Re: [PATCH memcg] memcg: prohibit unconditional exceeding the limit of dying tasks

From: Michal Hocko
Date: Mon Sep 13 2021 - 04:43:17 EST


On Mon 13-09-21 11:29:37, Vasily Averin wrote:
> On 9/10/21 5:55 PM, Michal Hocko wrote:
> > On Fri 10-09-21 16:20:58, Vasily Averin wrote:
> >> On 9/10/21 4:04 PM, Tetsuo Handa wrote:
> >>> Can't we add fatal_signal_pending(current) test to vmalloc() loop?
> >
> > We can and we should.
> >
> >> 1) this has been done in the past but has been reverted later.
> >
> > The reason for that should be addressed IIRC.
>
> I don't know the details of this, and I need some time to investigate it.

b8c8a338f75e ("Revert "vmalloc: back off when the current task is killed"")
should give a good insight and references.

> >> 2) any vmalloc changes will affect non-memcg allocations too.
> >> If we're doing memcg-related checks it's better to do it in one place.
> >
> > I think those two things are just orthogonal. Bailing out from vmalloc
> > early sounds reasonable to me on its own.
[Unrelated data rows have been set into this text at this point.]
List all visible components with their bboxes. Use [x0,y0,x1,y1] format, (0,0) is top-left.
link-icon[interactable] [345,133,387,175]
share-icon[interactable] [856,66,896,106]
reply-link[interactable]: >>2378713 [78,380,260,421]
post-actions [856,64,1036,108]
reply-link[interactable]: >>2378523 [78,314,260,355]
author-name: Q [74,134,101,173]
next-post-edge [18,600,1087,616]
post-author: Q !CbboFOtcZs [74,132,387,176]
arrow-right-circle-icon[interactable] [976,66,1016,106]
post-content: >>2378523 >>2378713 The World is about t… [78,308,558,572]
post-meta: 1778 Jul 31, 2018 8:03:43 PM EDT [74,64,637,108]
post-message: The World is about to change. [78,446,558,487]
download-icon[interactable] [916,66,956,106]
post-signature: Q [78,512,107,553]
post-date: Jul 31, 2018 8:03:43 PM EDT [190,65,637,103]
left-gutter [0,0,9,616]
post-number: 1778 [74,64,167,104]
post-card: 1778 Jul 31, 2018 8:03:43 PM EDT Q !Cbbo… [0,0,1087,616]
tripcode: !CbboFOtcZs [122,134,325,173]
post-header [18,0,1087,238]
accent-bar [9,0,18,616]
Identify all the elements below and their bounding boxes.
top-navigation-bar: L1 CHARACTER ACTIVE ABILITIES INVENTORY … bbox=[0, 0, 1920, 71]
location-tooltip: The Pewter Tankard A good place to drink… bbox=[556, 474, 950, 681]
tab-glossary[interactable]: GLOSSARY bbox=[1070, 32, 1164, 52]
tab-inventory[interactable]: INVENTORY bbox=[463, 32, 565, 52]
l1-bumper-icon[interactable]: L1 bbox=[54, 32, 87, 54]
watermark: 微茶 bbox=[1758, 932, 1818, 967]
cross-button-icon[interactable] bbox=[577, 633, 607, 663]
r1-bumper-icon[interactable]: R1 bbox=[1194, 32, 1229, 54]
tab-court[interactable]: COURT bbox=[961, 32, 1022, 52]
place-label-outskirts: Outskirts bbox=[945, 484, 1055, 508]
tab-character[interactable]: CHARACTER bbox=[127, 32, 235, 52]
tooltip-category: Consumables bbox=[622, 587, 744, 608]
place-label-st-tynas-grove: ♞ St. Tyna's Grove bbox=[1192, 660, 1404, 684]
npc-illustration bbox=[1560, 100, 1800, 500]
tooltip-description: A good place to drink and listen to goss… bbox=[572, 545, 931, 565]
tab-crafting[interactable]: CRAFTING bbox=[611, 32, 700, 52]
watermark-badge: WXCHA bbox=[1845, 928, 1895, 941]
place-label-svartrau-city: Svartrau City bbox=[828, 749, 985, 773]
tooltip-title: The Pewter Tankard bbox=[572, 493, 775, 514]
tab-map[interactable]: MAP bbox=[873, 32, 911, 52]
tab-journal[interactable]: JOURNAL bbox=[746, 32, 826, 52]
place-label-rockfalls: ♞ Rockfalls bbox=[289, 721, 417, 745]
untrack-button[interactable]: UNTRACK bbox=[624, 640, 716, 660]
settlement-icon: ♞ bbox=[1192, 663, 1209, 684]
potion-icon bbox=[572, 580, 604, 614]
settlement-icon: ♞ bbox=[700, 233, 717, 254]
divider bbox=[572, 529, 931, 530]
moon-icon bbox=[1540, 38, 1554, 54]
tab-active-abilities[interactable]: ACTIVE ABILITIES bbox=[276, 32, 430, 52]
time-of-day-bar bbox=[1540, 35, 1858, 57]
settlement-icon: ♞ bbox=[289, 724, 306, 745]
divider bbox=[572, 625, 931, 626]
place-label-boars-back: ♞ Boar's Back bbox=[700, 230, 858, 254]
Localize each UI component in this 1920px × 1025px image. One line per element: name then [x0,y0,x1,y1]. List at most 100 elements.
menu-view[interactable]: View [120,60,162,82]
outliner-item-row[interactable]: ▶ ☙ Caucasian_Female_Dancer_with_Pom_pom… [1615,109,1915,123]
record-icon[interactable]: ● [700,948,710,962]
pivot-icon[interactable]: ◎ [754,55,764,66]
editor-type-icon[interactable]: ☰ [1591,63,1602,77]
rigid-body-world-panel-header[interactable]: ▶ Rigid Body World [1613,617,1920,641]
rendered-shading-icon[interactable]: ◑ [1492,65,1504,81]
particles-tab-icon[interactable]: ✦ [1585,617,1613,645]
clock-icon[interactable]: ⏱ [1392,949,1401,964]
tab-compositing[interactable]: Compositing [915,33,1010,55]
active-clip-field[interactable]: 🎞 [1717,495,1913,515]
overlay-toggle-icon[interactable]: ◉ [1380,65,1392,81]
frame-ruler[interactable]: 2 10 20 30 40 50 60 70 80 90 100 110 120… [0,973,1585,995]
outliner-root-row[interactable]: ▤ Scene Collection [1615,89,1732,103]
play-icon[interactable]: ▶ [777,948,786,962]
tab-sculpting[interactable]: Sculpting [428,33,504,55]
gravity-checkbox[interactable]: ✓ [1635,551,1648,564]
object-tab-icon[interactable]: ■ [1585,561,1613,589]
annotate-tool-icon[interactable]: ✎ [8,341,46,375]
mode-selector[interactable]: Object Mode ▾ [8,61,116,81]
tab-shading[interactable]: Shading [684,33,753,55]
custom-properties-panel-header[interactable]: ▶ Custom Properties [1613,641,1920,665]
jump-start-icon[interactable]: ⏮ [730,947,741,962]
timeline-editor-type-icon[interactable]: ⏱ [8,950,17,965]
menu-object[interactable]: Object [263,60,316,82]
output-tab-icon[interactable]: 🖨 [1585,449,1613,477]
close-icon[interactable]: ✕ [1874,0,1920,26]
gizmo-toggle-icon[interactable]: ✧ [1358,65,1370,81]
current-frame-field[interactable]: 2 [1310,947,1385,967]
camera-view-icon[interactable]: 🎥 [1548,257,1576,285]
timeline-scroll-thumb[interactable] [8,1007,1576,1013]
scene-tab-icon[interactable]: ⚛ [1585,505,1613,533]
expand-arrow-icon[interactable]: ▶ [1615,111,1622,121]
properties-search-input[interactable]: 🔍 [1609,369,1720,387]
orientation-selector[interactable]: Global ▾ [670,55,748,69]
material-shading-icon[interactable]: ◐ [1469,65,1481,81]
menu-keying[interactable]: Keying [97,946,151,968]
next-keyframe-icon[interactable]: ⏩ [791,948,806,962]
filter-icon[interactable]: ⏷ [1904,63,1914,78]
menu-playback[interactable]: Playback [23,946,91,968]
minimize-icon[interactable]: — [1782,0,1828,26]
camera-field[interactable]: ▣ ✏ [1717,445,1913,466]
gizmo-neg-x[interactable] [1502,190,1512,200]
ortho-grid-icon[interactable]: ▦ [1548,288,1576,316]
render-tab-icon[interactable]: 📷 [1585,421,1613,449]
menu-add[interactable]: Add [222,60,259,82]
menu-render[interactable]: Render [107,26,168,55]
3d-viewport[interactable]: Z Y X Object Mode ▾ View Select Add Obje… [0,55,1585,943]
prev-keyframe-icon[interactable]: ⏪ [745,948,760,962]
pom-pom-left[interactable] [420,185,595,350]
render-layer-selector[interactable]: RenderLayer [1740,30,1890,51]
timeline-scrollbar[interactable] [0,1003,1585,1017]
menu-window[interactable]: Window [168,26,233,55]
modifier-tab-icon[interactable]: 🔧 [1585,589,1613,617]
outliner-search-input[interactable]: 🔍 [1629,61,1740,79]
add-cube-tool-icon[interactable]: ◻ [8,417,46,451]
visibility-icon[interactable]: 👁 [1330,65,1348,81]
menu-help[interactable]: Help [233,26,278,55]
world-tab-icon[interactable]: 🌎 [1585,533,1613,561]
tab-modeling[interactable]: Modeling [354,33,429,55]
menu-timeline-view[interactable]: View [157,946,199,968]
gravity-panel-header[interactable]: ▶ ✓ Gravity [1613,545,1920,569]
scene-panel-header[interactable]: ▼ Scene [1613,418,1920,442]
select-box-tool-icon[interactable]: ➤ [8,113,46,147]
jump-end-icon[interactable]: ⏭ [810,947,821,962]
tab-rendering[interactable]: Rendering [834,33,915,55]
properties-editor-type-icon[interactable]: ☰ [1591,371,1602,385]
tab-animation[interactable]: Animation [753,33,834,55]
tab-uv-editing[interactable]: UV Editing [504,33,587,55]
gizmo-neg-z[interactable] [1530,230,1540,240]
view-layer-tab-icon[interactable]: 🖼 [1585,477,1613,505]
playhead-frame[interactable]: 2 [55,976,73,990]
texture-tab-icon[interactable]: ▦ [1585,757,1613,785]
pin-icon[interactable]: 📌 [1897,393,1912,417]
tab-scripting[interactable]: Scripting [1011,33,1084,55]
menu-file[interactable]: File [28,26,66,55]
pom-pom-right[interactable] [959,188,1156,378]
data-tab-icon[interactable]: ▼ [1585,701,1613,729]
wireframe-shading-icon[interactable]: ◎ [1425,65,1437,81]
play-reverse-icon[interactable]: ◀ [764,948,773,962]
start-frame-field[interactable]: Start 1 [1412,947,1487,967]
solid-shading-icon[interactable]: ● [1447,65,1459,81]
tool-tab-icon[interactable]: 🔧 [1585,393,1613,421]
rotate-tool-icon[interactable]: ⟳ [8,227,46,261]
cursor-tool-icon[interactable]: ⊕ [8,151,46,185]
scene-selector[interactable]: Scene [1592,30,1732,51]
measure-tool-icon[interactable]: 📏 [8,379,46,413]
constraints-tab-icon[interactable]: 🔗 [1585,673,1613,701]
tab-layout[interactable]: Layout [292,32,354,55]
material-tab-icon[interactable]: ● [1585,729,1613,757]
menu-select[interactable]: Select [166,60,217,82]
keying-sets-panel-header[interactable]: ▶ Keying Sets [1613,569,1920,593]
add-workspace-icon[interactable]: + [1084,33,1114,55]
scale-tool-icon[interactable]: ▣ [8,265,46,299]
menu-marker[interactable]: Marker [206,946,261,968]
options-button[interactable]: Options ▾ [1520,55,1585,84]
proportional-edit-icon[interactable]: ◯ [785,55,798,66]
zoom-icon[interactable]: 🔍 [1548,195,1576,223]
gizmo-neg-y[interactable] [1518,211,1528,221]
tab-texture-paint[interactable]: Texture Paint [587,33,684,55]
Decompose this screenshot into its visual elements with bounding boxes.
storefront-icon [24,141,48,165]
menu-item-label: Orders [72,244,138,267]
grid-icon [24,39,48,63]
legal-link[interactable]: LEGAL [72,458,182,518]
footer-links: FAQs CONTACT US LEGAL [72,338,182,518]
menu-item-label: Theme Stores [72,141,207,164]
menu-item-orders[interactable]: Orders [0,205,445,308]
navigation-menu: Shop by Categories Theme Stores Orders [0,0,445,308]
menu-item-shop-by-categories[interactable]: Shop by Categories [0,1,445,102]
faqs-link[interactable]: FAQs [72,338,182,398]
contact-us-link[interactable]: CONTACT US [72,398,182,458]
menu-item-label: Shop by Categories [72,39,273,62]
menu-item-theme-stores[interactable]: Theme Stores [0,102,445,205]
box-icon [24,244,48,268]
Allocating a large thing that
> > is likely to go away with the allocating context is just a waste of
> > resources and potential reason to disruptions to others.
>
> I doubt that fatal signal should block any vmalloc allocations.
> I assume there are situations where rollback of some cancelled operation uses vmalloc.
> Or coredump saving on some remote storage can uses vmalloc.

If there really are any such requirements then this should be really
documented.

> However for me it's abnormal that even OOM-killer cannot cancel huge vmalloc allocation.
> So I think tsk_is_oom_victim(current) check should be added to vm_area_alloc_pages()
> to break vmalloc cycle.

Why should oom killed task behave any different than any other task
killed without a way to handle the signal?

--
Michal Hocko
SUSE Labs